Por que o La Niña está influenciando tanto as safras brasileiras?
Em entrevista ao Canal Rural, a meteorologista Nadiara Pereira, da Climatempo, se propôs a apresentar as respostas sobre o tema
O La Niña que está em curso já está se estendendo para influenciar a terceira safra de grãos no Brasil. O fenômeno começou a se configurar no trimestre de julho, agosto e setembro de 2020 e ditou o clima do plantio das últimas duas últimas safras do país.
Porém, o que será que o resfriamento das águas do Oceano Pacífico Equatorial reserva de surpresa para este ano?

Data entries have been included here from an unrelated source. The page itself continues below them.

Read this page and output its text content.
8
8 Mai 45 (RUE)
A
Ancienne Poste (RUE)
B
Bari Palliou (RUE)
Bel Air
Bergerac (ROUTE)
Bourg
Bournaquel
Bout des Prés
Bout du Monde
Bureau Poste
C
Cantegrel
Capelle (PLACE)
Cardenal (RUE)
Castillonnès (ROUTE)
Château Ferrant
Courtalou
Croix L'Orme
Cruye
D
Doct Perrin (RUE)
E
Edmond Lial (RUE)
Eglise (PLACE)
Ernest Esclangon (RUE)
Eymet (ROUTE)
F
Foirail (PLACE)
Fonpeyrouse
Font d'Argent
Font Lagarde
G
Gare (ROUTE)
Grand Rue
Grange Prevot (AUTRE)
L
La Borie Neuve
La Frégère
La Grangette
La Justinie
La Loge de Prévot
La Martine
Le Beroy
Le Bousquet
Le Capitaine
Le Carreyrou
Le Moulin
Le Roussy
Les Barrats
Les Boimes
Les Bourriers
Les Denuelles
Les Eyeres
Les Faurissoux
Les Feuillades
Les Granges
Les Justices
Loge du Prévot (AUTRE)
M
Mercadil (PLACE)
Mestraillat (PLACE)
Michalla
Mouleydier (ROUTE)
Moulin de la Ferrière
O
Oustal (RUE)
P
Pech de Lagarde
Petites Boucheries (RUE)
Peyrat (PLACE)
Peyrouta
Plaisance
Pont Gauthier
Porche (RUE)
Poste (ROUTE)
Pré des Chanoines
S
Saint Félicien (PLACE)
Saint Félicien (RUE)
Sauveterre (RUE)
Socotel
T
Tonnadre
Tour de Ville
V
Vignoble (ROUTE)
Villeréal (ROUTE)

Meteorologista da Climatempo, Nadiara Pereira se propôs, em entrevista concedida nesta semana ao Canal Rural, a responder esse e outros questionamentos referentes à temperatura.
Ela conversou, ao vivo, com a jornalista Pryscilla Paiva, apresentadora do telejornal ‘Mercado & Companhia’ e editora de meteorologia do Canal Rural.
Meteorologista fala sobre o La Niña
Confira, abaixo, os destaques da entrevista com a meteorologista Nadiara Pereira:
1 — É bem certo que quem trabalha com previsão do tempo não gosta muito de surpresa. Não é isso ?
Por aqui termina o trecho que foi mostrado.